A gathering of about 400 of the most influential people in the world occurred in San Francisco in September, 1995. They met for the purpose of establishing what host Mikhail Gorbachev called a “global brain trust” of elite people that he hoped could lead the world into a new “global civilization.”


The purpose of the gathering, Gorbachev said, was to “launch a multi-year process, culminating in the year 2000, to articulate the fundamental priorities, values and actions necessary to constructively shape our common future.”


Many issues were discussed, including a looming ecological disaster, world pollution and world hunger. But in the final analysis, the forum’s main theme was population control.


“We shall have to address the problem of controlling the world’s population,” Mr. Gorbachev stated.


A writer for The Interim, who covered the event, said: “nowhere was the theme more evident than in the discussions around religion.” He wrote that Christianity was blamed for the population dilemma.”


In fact a summary of the conference noted: “there was a very strong agreement that religious institutions have to take primary responsibility for the population explosion. We must speak far more clearly about sexuality, about contraception, about abortion . . . because the ecological crisis . . . is the population crisis. Cut the population by 90 percent and there aren’t enough people left to do a great deal of ecological damage.”


Writer William F. Jasper wrote that Gorbachev asked the group to consider establishing a global Brain Trust “to focus on the present and future of our civilization.” He said it was important “because the main reason why we are lagging behind events, why we are mostly improvising and vacillating in the face of new developments, is that we are lagging behind in the thinking and rethinking of this new world.


“Of course, this idea of a Brain Trust can only succeed if endorsed and actively pursued by people who are widely respected as world leaders and global citizens,” Gorbachev said.


Jasper then added: “This is a theme Gorbachev has been playing in concert with similar motifs in which he has called for ‘non-governmental commissions of wise men’ and ‘Councils of Elders’ to solve the world’s intractable problems.”


While the idea was profound at its time, it lacked a basic necessity. There was no universal way of creating such a group of “elders” and giving them both the authority over and the acceptance by the people of the world. That the concept of a Brain Trust appeared to include all 400 people in the meeting, it also smacked of being so encumbered by sheer numbers that it would be impossible for the members to agree on much of anything.

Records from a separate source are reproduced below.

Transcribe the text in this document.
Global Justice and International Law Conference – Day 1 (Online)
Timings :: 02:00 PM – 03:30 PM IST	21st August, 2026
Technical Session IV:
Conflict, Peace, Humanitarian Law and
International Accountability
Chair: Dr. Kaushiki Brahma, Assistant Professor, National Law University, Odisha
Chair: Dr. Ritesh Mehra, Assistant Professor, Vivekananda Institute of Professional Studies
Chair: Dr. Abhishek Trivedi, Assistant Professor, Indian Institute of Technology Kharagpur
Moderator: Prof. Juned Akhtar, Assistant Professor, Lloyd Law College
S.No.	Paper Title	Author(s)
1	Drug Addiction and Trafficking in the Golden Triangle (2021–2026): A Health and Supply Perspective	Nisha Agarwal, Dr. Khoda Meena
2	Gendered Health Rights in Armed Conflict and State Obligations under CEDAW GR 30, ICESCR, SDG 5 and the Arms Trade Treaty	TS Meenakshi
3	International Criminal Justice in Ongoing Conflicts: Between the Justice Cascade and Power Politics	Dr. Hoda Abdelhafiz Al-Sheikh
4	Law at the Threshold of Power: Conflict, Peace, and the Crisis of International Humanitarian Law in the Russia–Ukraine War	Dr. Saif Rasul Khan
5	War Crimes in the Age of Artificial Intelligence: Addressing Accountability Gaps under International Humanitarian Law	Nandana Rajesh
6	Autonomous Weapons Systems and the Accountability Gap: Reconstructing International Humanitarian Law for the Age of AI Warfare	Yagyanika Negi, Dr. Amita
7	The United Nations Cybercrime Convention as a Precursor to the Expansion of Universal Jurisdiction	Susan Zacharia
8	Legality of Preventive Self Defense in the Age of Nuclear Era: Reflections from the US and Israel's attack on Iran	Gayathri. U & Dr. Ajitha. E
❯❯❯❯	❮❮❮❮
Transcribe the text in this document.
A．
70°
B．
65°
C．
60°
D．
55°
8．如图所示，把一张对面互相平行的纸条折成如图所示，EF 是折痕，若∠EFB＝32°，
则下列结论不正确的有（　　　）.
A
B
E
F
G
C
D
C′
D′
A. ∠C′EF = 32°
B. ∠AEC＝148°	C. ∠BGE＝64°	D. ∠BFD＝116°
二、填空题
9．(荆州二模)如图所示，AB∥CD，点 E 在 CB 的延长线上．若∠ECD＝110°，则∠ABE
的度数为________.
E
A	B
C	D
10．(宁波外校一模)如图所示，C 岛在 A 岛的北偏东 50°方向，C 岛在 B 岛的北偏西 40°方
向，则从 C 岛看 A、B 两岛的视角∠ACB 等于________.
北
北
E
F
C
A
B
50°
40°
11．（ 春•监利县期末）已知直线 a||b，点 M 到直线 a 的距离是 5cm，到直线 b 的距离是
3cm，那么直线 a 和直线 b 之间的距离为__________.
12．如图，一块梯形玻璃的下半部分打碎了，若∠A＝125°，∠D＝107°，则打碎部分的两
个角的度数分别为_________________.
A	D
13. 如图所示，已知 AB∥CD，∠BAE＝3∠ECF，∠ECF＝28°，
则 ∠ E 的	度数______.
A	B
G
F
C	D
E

The point to all of this is that a lot of very wealthy and prominent people were present at that meeting. And they were people who were present to collectively take a strong hard look at the state of the world and to understand the disaster we were creating through a problem of runaway population.


Gorbachev saw it in 1995. Henry Kissinger warned world leaders about this problem thirty years earlier. Both men proposed plans to attempt to curb the population problem. But nobody listened.


You will be shocked to hear the names of some of the people present at that meeting. And you might wonder why they have not used their great wealth and influence to do anything to repair the world’s ecological crisis and stop overpopulation. Instead, they have donated their wealth to help feed more children so they can grow up and breed more starving generations.


The numbers included Bill Gates, once considered the world’s wealthiest man; Rupert Murdoch, Ted Turner, former President George H. Bush, former British Prime Minister Margaret Thatcher, Robert Muller, Matthew Fox, Carl Sagan, Shirley MacLaine, Vaclav Havel, David Packard, George Zimmer, Jane Goodall, Zbigniew Brzezinski, John Denver, Dennis Weaver, Jane Fonda, Milton Friedman, Saul Mendlovitz and Alan Cranston.


Also there were Deepak Chopra, Rigoberta Menchu, Maurice Strong, Alvin Toffler, John Naisbitt, Senator George Mitchell, Dwayne Andreas, Tony Robbins, former secretaries of state James Baker and George Shulz, President Askar Akaey of Kyrgystan, former President Oscar Arias of Costa Rica, Prime Minister Tansu Ciller of Turkey, Czech Republic President Vaclav Havel, former Canadian Prime Minister Brian Mulroney and South African Vice President Thabo Mbeki.


They all heard, they saw, they knew, and they did nothing.